Vertex AI Search: Document indexing stuck for hours with "Resource temporarily exhausted" status

Hi all,

We’re building a multi-tenant RAG chatbot service using Vertex AI Search (Discovery Engine) and have been experiencing severe document indexing delays. We’d appreciate guidance on
whether this is expected behavior, a quota issue, or something we should report.

Our Setup

  • Product: Vertex AI Search (Discovery Engine), discoveryengine_v1 Python SDK
  • Architecture: One unstructured data store per tenant (1:1 mapping with a dedicated search engine)
  • Data store config:
    • content_config: CONTENT_REQUIRED
    • industry_vertical: GENERIC
    • solution_types: [SOLUTION_TYPE_SEARCH]
    • default_parsing_config: ocr_parsing_config with use_native_text=True
  • Engine config:
    • search_tier: SEARCH_TIER_ENTERPRISE
    • search_add_ons: [SEARCH_ADD_ON_LLM]
  • Region: global
  • Project: A single GCP project hosts multiple tenants, each with its own data store

Ingestion Flow

  1. User uploads a file via our backend API
  2. We upload the file to a GCS bucket: gs:///tenants//…/.
  3. We call DocumentServiceClient.import_documents() with:
    ImportDocumentsRequest(
    parent=f"{data_store_name}/branches/default_branch",
    gcs_source=GcsSource(input_uris=[gcs_uri], data_schema=“content”),
    reconciliation_mode=ReconciliationMode.INCREMENTAL,
    )
  4. The call returns a long-running operation which we don’t block on (async indexing)

The Problem

Small files (a few MB or less) take hours to index, sometimes never completing.

Specific examples:

  • A 3 MB PDF has been “import in progress, 0/1 completed” for 40+ minutes in one data store
  • A 94 KB plain text file (.txt) never finished indexing after multiple attempts (tried for over an hour, then re-imported with fresh GCS URIs — still stuck)
  • A document that did manage to index initially shows the following status in the console “Documents” tab:

▎ Document segmentation has finished. Document indexing is working in progress. Resource is temporarily exhausted. Processing will be retried later when resource is available.

  • This same document remains in this state indefinitely

Meanwhile, in the same data store, other documents (e.g., a different PDF of similar size) can index successfully in under 10 seconds. There’s no obvious pattern to which files succeed
and which get stuck.

What We’ve Tried

  1. Re-importing with a new GCS URI (different filename, same content) — still stuck
  2. Cancelling pending operations via operations_client.cancel_operation() — returns success, but operation remains PENDING indefinitely
  3. Deleting pending operations via operations_client.delete_operation() — returns 501 Method not found
  4. Deleting the unindexed document via delete_document() — succeeds, but new imports for the same source still fail with: “Document was previously imported but failed to process. The
    error is: Document with name … does not exist.”
  5. Switching between discoveryengine_v1 and discoveryengine_v1beta — same behavior
  6. Creating a brand new data store — same behavior on the new store

Questions

  1. Is the “Resource is temporarily exhausted” status a known soft quota / fair-share throttling that we should expect during normal usage? If so, what’s the retry SLA?
  2. Is there a per-project or per-data-store quota for concurrent import operations or indexing throughput that we might be hitting? We can’t find it documented under Discovery Engine
    quotas.
  3. Why do some imports complete in 8 seconds while others (smaller files) take hours or never finish in the same data store?
  4. Is there a way to inspect why a specific document is stuck in the segmentation/indexing pipeline beyond what the console shows?
  5. Are pending import-documents operations supposed to be cancellable? cancel_operation returns success but doesn’t actually cancel, and delete_operation returns 501 Method not found.
  6. Is there any best practice for production multi-tenant RAG ingestion at scale that we should be following instead of the per-tenant data store + import_documents from GCS pattern?

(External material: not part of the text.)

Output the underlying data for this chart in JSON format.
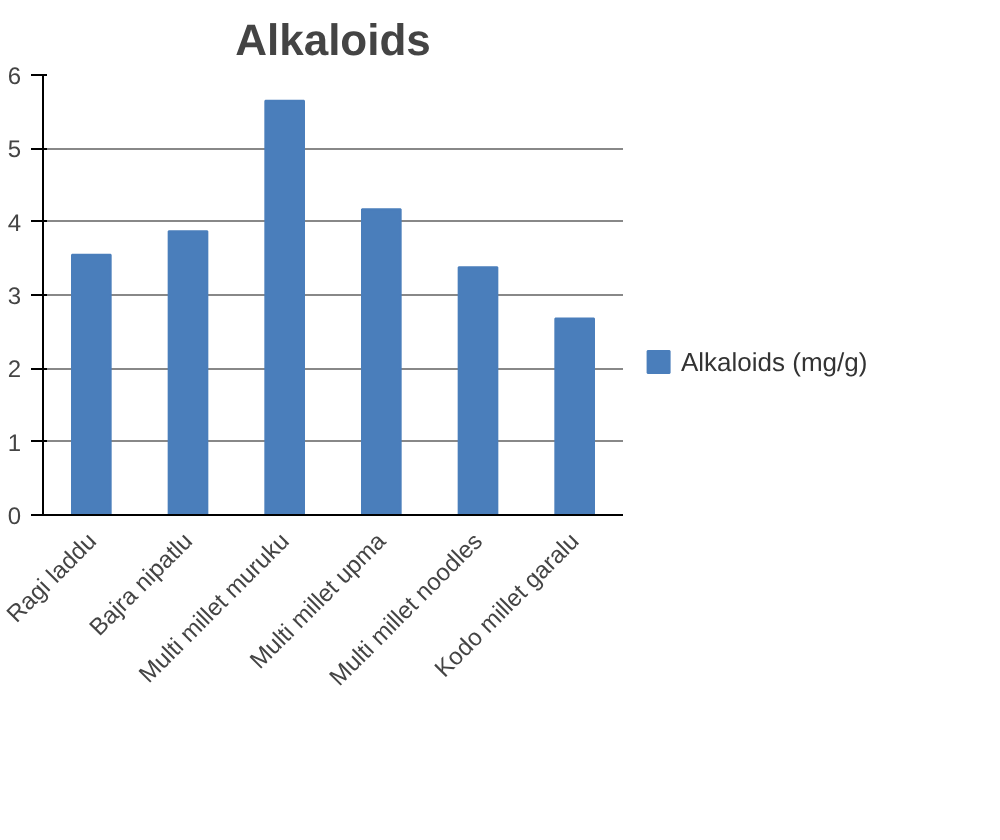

We’re trying to assess whether Vertex AI Search is the right backend for our production RAG chatbot. Any pointers, similar experiences, or workarounds would be hugely appreciated.

Thanks!

4 Likes

I have a same problem.

2 Likes

I am experiencing the same issue. It appears there is a problem with the Global region, as the data import works successfully in the US region

3 Likes

I am experiencing a similar issue as well.